Par ailleurs, à quelques mois des élections présidentielles, privilégier l’intransigeance et la répression aurait dangereusement accentué l’image d’un Emmanuel Macron autoritaire, peu soucieux d’être à l’écoute du peuple et incapable de maintenir ou rétablir la confiance dans l’action de l’État. Le pouvoir macronien peut d’ailleurs d’autant moins jouer les cartes de l’intransigeance et de la répression qu’un conflit violent pourrait, dans les jours qui viennent, éclater en Nouvelle-Calédonie du fait du maintien du referendum d’autodétermination en dépit de l’appel des indépendantistes à le boycotter.

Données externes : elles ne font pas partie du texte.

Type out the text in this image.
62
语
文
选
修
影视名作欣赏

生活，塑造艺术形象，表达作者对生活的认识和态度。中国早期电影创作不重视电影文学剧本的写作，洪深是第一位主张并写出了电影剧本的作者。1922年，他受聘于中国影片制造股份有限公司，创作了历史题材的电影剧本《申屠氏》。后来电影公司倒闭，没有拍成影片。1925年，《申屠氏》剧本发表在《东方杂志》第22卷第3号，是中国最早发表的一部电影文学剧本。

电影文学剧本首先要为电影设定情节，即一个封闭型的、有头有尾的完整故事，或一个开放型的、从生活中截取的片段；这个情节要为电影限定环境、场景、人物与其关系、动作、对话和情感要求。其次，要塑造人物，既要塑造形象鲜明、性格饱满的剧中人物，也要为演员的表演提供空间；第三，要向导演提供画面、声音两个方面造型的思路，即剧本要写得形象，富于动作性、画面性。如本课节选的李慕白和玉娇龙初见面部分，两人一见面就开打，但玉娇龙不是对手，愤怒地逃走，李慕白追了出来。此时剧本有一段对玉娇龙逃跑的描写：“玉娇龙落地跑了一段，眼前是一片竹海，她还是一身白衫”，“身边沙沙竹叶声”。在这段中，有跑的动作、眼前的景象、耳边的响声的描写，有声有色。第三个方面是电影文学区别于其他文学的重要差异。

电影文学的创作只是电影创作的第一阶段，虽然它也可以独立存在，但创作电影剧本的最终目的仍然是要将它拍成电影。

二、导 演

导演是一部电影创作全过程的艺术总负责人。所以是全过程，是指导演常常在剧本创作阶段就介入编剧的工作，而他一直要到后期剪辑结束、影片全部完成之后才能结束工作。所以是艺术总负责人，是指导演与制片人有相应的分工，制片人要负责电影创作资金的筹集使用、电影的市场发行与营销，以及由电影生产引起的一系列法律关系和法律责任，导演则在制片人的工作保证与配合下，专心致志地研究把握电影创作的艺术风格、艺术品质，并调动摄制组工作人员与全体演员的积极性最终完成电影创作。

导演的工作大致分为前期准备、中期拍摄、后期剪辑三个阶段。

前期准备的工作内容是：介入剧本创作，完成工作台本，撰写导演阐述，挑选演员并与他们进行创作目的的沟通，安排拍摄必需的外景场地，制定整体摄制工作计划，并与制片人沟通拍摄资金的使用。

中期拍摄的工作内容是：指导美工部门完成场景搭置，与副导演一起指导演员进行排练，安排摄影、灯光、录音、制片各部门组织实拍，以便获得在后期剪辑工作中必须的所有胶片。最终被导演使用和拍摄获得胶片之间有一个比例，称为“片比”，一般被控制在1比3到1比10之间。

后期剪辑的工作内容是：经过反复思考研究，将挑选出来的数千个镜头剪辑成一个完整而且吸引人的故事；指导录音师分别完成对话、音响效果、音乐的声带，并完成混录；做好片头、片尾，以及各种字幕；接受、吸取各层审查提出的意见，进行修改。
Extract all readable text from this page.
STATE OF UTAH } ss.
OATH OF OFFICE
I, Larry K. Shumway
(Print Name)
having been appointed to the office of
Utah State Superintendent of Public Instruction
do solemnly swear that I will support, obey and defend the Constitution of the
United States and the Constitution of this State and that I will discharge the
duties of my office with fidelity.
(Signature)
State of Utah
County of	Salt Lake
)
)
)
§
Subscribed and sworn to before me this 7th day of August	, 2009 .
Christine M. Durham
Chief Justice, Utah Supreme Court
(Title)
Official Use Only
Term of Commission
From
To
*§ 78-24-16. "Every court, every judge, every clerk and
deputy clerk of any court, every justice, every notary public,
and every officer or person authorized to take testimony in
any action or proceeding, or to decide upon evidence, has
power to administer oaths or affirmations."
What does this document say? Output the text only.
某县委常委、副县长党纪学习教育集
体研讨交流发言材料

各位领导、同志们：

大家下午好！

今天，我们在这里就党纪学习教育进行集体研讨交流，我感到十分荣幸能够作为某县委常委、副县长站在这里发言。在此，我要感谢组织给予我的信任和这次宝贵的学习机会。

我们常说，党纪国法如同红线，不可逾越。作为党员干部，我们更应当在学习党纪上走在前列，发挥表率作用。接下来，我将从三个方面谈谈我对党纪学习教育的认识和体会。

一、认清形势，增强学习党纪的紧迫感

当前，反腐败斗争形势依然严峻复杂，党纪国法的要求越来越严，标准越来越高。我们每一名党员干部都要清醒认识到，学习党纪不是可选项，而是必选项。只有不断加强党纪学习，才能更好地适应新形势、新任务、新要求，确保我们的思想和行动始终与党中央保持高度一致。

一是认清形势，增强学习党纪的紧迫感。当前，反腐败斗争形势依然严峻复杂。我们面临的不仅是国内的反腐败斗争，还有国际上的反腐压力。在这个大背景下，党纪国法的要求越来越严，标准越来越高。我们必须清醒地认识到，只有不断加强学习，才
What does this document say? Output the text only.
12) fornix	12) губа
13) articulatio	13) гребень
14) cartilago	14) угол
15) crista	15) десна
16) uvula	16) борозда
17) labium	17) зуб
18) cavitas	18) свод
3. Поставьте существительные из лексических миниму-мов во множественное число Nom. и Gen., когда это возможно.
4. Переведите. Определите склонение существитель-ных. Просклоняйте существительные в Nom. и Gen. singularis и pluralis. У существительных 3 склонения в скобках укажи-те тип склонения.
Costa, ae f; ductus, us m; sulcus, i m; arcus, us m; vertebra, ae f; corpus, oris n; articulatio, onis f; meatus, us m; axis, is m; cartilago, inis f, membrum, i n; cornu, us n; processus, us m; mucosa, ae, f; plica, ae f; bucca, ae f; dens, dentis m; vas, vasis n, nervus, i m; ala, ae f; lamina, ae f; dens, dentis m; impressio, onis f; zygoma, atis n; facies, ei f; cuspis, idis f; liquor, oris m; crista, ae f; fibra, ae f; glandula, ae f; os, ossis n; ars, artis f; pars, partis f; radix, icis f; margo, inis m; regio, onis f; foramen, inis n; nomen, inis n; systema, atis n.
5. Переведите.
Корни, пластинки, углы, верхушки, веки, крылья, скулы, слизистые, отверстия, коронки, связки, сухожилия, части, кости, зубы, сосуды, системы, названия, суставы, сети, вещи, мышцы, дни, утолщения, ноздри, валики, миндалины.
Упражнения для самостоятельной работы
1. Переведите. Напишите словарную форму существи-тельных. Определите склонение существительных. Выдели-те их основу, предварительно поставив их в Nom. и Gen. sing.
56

Mais pourquoi, sans la moindre préparation et la plus élémentaire pédagogie, le ministre des Outre-mer a-t-il été jusqu’à évoquer, la perspective d’une autonomie de la Guadeloupe alors que personne ne la revendiquait ? Le pouvoir macronien a-t-il été touché par la grâce girondine ? Rien n’est moins sûr. Il semble plutôt qu’ayant jugé que la crise de ces derniers jours avait pour fondement réel des problèmes économiques et sociauxaussi anciens que structurels et qu’il était incapable d’apporter des solutions, il veuille inciter les plus défavorisés des Guadeloupéens, et aussi des Martiniquais, à la passivité et à la résignation en instillant la peur d’une moindre présence de l’État et d’une remise en cause des politiques d’assistanat. Xavier Bertrand n’a sans doute pas eu tort de dénoncer une « fuite en avant ».
La Guadeloupe et la Martinique sont dans la rue et y seront peut-être encore quelque temps. Au vu de l’improvisation de ces derniers jours, le pouvoir macronien et probablement aussi l’État si Emmanuel Macron est réélu, sont à la rue et ne sont à la veille de trouver le bon chemin.